Liputan6.com, Jakarta - Politikus Golkar Mahyudi menyatakan, penggantian dirinya sebagai Wakil Ketua MPR tidak sesuai dengan Undang-Undang Nomor 17 Tahun 2014 tentang MPR, DPR, DPD, dan DPRD (MD3). Itu sebabnya dia enggan lengser dari posisi tersebut.
"Saya konsisten melaksanakan UU No 17 tahun 2014. Saya tidak akan mengundurkan diri," ucap Mahyudin kepada Liputan6.com, Jakarta, Senin (19/3/2018).
Baca Juga
Mahyudin menyatakan, harusnya Golkar fokus meningkatkan elektabilitas dan bukan melakukan hal-hal yang berpotensi memunculkan kisruh.
Advertisement
"Mestinya Golkar fokus meningkatkan elektabilitas. Bukan membuat kisruh dan perpecahan baru," ungkap Mahyudin.
Sebelumnya, Pleno Partai Golkar menyetujui Titiek Hediati Hariyadi atau Titiek Soeharto mengisi kursi pimpinan MPR menggantikan Mahyudin. Dalam pengambilan keputusan tersebut, forum setuju atas keputusan yang diambil Ketua Umum Airlangga Hartarto.
"Sudah disetujui, sudah disahkan bahwa Wakil Ketua MPR kepada Mbak Titiek Soeharto," ujar Ketua DPP Golkar Ace Hasan Sadzily usai pleno di Kantor DPP, Jalan Anggrek Nelly Murni, Jakarta Barat, Minggu 18 Maret 2018.

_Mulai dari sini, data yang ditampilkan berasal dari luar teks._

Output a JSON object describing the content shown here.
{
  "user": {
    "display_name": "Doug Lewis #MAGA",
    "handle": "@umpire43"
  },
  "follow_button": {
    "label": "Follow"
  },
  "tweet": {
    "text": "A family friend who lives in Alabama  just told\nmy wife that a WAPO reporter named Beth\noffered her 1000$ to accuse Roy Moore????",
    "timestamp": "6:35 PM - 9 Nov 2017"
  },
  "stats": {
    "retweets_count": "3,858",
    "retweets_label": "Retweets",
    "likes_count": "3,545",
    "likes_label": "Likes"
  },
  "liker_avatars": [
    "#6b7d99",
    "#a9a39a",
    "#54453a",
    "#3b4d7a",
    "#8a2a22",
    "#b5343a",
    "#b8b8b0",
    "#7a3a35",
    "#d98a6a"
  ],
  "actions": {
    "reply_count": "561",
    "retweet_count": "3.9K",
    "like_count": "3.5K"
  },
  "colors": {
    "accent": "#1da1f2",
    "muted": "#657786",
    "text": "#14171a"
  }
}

Menurut Ace, Ketua Umum Partai Golkar Airlangga Hartarto telah bertemu langsung dengan Mahyudin dan meminta memindahtugaskan dia ke tempat lain.
Bantah Balas Jasa
Ace tidak menjelaskan mekanisme apa yang akan diambil dalam pergantian posisi Wakil Ketua MPR tersebut. Sebab, dalam UU Nomor 17 Tahun 2014 tentang MPR, DPR, DPD, dan DPRD (MD3), pimpinan MPR hanya bisa diganti apabila meninggal dunia, berhalangan tetap, atau mengundurkan diri.
"Ketum sudah berbicara dengan Pak Mahyudin, harusnya Pak Mahyudin bisa memahami apa yang menjadi alasan partai meminta kepada Beliau untuk mendapatkan penugasan lain," jelasnya.
Dia menampik bahwa ada politik balas jasa antara Titiek Soeharto dan Airlangga. Ace berdalih Menteri Perindustrian tersebut mendorong keterwakilan perempuan dan juga aspirasi para kader Golkar.